経営コンサルタントの大先輩の一倉定(いちくらさだむ)先生の名言のひとつに「ダメな会社というのは、社長が部長の仕事をし、部長が課長の仕事をし、課長は係長の仕事をし、係長は平社員の仕事をしている。そして、平社員は何をしているかというと、会社の将来を憂いている」というのがあります。それぞれがその地位に応じた仕事をしなければならない、ということなのです。
1 会社は社長で決まる
一倉定先生は次のようにもおっしゃっています。「会社には良い会社、悪い会社はない。あるのは、良い社長、悪い社長だけだ」。私も経営の現場を多く見てきてつくづくそう感じています。
社長の仕事は「経営」です。中小・零細企業の場合は、社長も現場での仕事をしなければなりませんが、それでも社長が経営を行わなければ、会社はおかしくなります。私も10人ほどの小さな会社の経営者をもう20年以上やっています。コンサルティングや講演などの現場での仕事ももちろんやっていますが、それでも、経営を行っているのです。
2 「経営」という仕事と「正しい努力」の積み重ね
それでは「経営」という仕事は、具体的に何を指すのでしょうか。私は、次の3つの要素から成り立っていると考えています。1)企業の方向づけ、2)資源の最適配分、3)人を動かす。経営者は、この3つをきちっと理解した上で、それぞれの能力を高めなければなりません。
私は経営コンサルタントですが、自分では「経営者のコーチ」だと思っています。そして、経営が成功するためには、経営者が、先の3つに関して「正しい努力の積み重ね」を行うことが必要です。それをコーチするのが私の役割だと思っています。
「正しい努力」に関して言えば、たとえば、プロのサッカー選手になりたい人が、毎日卓球を10時間必死で練習しても、Jリーガーにはなれません。それと同じように、経営者として成功するためには、それにふさわしい訓練が必要なのです。この連載では、その「正しい努力」とは何かをお教えできればと考えています。
そして、あとはそれを積み重ねる。コピー用紙一枚一枚の厚さは0.1ミリあるかないかですが、それが500枚、1000枚と積み重なれば、5センチ、10センチの厚さとなります。経営者は、正しい努力とは何かを知って、それを積み重ねていくことが必要なのです。

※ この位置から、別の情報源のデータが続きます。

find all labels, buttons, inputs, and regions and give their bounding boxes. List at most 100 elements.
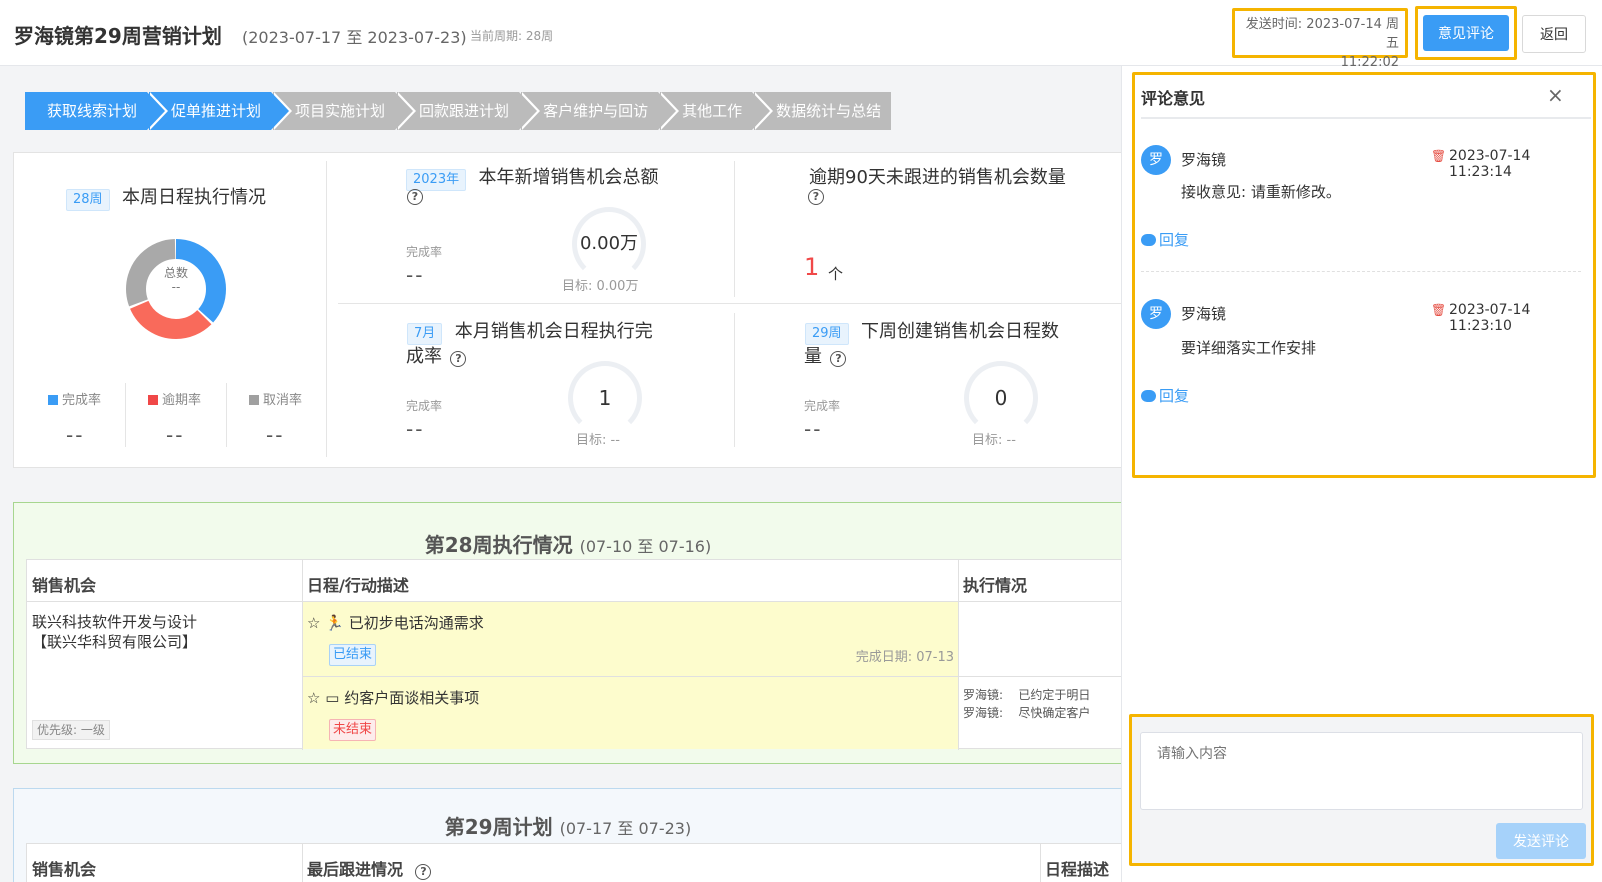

もうひとつ大切なことは、実践です。頭で理解していても結果を出さなければ誰も評価しませんし、部下もついてきません。逆に、結果が出ないときは、やり方が間違っているのではないかと素直に反省することです。
3 「方向づけ」の能力を高めるには
経営では、「方向づけ」も大切です。方向づけとは、「何をやるか、やめるか」を決めることです。企業でコントロールできない「外部環境」と、自社と他社との相対的な強みや弱みを比較する「内部環境」を分析した上で、ミッションやビジョン、理念に合わせて、やるべきこと・やめるべきことを決めることです。これを言葉で説明するのはそれほど難しくありませんが、実践はとても難しいのです。
経営を「管理」だと思っている人もいるのではないでしょうか。もちろん管理も重要な要素ですが、管理は部長以下でもできる仕事です。経営の本質は「方向づけ」なのです。方向づけを間違って、完璧な管理を行うと、崖っぷちに早く到達するだけです。さらには、お客さまに対しての感度を高めなければなりません。そのためには、社長以下、全社員が「お客さま志向の小さな行動」を徹底することが大切です。お客さまを必ず「さん」づけするとか、電話を3コール以内に取るなどです。経営者が率先してやることが大切です。
4 資源の最適配分……部下が同じことをやっても許せるか
企業における資源とは主にヒト・モノ・カネです。ノウハウや経営者の時間なども大切な資源です。その際に、大切なことは、「公私混同をしない」ということです。上に立つ人が、公私混同をしていたら、下の人はやる気をなくします。社長がプライベートで使う高級車やゴルフ場のために、命を懸けて頑張ってくれる社員はいません。こんな単純なことも分からない社長も少なくないのですが、このことは後の連載で詳しくお話しします。
5 「人を動かす」ための2つの「覚悟」
最後の要素は「人を動かす」です。こちらもとても大切な経営の要素です。同じようなことをやっている会社でも、パフォーマンスが大きく違う会社があります。それは人の動き方が違うからです。人を動かすためには、経営者には2つの「覚悟」が必要です。
ひとつは「指揮官先頭」。先頭に立って行動する覚悟です。もうひとつは「責任を取る覚悟」です。社内で起こったことについては、最終責任は自分にあると常に考えることです。
「方向づけ」「資源の最適配分」「人を動かす」を実践で成功させることが何よりも大切ですが、そのための「正しい努力」とは何かについては、次回以降、それぞれ詳しく説明したいと考えています。皆さんは、それを「積み重ねる」ことが大切ですね。